Mit Bescheid des BFA vom 30.01.2020 wurde der Folgeantrag des BF vom 17.01.2020 gem. § 68 Abs. 1. AVG wegen entschiedener Sache zurückgewiesen, ein Aufenthaltstitel aus berücksichtigungswürdigen Gründen nicht erteilt, eine Rückkehrentscheidung erlassen und gleichzeitig festgestellt, dass die Abschiebung der Person den BF nach Marokko zulässig sei. Der Bescheid erwuchs am 15.02.2020 in Rechtskraft. Die laufende Schubhaft galt fortan als zur Sicherung der Abschiebung verhängt (§ 76 Abs. 5 FPG).
1.10. Mit Aktenvorlage vom 08.05.2020 legte das BFA den gegenständlichen Asyl- und Schubhaftakt gem. § 22a Abs. 4 BFA-VG mit der Bitte um gerichtliche Prüfung und Genehmigung der Fortsetzung der laufenden Schubhaft vor. Informativ wurde mitgeteilt, dass das BFA laufend die Ausstellung eines Heimreisezertifikates bei der Marokkanischen Botschaft in Erinnerung rufe und weiterhin die Voraussetzungen für die Fortführung der Schubhaft vorlägen.
II. Das Bundesverwaltungsgericht hat erwogen:
1. Feststellungen:
Allgemein:
1.1. Der Beschwerdeführer befindet sich seit 18.01.2020 in Schubhaft. Die gesetzliche Entscheidungsfrist (§ 22a Abs. 4 BFA-VG, 4 Monate und ein Tag) zur Verlängerung der Haft läuft am 19.05.2020 ab.
1.2. Der der laufenden Haft ursprünglich zugrundeliegende Schubhaftbescheid ist durch den BF selbst nicht in Beschwerde gezogen worden. Eine Änderung der Umstände für die seinerzeitige Verhängung der Schubhaft hat sich im Verfahren nicht ergeben.
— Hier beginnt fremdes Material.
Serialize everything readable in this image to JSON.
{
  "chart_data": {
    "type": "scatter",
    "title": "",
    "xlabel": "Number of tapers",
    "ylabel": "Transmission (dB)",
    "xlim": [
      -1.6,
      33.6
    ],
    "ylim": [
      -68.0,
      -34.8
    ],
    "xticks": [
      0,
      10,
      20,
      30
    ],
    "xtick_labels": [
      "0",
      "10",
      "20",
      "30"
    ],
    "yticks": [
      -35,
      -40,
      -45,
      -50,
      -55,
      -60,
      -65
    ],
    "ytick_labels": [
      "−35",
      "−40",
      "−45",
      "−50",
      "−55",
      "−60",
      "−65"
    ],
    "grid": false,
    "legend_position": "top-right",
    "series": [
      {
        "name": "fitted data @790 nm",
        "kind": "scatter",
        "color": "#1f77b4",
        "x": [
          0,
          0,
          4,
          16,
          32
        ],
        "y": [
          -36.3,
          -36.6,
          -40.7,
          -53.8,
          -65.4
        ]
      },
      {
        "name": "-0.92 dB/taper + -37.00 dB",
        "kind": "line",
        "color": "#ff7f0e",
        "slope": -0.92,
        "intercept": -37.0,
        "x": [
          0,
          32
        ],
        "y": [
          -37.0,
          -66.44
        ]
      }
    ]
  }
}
Das Gericht geht weiterhin vom Vorliegen des Sicherungsbedarfs aus.
1.3. Ein Heimreisezertifikat für den Beschwerdeführer liegt aktuell nicht vor, die Ausstellung wurde bereits beantragt.
1.4. Die gesetzlichen Voraussetzungen für die Weiterführung der Schubhaft sind zum Zeitpunkt der gegenständlichen Entscheidung nach wie vorgegeben.
Gesundheitszustand:
2.1. Der BF leidet an keinen wesentlichen gesundheitlichen Beschwerden und ist haftfähig.
Effektuierbarkeit der Außerlandesbringung (Prognose):
3.1. Mit einer Ausstellung eines Heimreisezertifikates ist im Laufe des Sommers 2020 zu rechnen. Eine Identifizierung des BF als Marokkaner ist sehr wahrscheinlich.
3.2. Die Ausstellung eines Heimreisezertifikates wurde seitens der Behörde am 17.02.2020, 20.02.2020, 12.03.2020 und am 15.04.2020 zuletzt urgiert.
3.3. Nach Erlangung eines Heimreisezertifikates scheint eine zeitnahe Außerlandesbringung des BF innerhalb der gesetzlichen Höchstfristen für Aufrechterhaltung von Schubhaften zum Zeitpunkt der gegenständlichen Entscheidung durchaus als möglich.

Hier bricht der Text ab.